Agora, diminuir como? Essa é a pergunta chave. A Argentina tem um Estado muito presente. Maurício Macri, que é liberal e não libertário, se elegeu prometendo dar uma aparada. Não conseguiu avançar muito. O Estado argentino toca, com algum subsídio, com algum benefício, em todos os setores da sociedade. E todo mundo, claro, quer que se mexa no do outro, mas não no seu. A Argentina não tem reservas em dólar, como o Brasil. Ao contráro. Tem dívidas em dólar. Se no Brasil até o PT quando chega ao governo fala em responsabilidade fiscal, quer dizer, em ter um Estado que paga por aquilo que gasta, na Argentina não tem isso. O Estado gasta bem mais do recebe. Não deveria ser surpresa que vive com hiperinflação.

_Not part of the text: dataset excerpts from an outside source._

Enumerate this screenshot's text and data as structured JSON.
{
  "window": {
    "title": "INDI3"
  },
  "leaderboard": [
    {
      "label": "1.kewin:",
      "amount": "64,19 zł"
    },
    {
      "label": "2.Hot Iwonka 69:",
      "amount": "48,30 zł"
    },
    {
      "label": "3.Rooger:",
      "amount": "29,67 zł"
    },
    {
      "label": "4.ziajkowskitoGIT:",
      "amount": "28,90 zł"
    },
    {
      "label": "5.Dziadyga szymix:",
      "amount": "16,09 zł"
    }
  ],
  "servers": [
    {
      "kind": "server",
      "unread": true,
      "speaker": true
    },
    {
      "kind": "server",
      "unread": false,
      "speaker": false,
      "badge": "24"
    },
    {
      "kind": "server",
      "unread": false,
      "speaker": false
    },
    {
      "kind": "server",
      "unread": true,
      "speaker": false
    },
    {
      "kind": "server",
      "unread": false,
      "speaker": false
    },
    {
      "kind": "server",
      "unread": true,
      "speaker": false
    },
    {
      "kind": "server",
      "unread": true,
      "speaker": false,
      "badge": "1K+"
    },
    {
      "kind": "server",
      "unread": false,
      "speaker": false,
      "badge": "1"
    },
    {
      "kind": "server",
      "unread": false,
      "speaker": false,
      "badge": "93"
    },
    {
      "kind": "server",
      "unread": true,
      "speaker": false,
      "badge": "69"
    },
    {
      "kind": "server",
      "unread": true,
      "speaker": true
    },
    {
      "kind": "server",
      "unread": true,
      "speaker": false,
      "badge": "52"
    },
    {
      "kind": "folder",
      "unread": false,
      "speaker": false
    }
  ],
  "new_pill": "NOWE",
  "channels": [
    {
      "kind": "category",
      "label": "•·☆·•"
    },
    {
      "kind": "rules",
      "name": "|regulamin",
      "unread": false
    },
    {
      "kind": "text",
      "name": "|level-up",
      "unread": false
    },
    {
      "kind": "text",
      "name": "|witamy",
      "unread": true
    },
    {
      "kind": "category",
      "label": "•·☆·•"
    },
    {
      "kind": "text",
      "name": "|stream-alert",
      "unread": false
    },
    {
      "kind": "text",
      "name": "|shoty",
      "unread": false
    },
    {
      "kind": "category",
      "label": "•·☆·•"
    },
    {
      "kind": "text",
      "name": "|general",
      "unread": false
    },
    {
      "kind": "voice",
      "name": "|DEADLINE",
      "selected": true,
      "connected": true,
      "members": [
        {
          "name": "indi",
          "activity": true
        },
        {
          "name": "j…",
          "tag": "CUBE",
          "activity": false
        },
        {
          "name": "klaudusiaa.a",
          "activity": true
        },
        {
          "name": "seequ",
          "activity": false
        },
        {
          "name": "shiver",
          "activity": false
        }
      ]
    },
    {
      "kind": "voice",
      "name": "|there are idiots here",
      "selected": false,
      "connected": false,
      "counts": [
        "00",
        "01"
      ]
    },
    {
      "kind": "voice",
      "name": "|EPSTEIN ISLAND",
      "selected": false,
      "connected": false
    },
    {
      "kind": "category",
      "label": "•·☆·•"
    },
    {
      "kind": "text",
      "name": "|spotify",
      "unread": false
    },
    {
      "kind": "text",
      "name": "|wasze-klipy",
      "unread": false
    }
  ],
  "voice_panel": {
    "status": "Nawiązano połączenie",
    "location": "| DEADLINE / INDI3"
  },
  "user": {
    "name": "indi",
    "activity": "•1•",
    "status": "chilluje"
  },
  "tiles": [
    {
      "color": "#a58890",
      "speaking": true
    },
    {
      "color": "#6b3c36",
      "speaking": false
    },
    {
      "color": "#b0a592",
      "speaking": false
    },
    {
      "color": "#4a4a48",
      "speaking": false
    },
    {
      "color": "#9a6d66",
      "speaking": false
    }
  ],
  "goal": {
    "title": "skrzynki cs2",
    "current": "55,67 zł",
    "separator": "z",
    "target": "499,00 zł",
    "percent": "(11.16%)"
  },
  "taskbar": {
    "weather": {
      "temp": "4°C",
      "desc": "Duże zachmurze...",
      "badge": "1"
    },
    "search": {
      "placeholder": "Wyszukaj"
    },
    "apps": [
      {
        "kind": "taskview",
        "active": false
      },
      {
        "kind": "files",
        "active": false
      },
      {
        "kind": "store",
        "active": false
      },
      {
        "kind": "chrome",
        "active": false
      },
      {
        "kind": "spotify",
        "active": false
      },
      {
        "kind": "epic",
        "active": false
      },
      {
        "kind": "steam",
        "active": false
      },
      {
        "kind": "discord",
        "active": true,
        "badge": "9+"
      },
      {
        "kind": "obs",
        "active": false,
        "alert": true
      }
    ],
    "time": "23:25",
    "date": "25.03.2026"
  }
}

Então aumentar arrecadação ou diminuir os gastos ou alguma média entre estes dois é inevitável. E ninguém vai gostar. Mas eleger um Bolsonaro que promete um choque não vai funcionar. Se ele fizer o choque, os argentinos vão derrubá-lo. Argentinos derrubam presidentes com muito mais facilidade que brasileiros. E resistem a choques econômicos também muito mais do que nós. E, bem, um governo direito precisa atender à crise da pobreza ao mesmo tempo em que tenta ajustar as contas.

Como a Argentina sai desse buraco? É difícil responder, viu?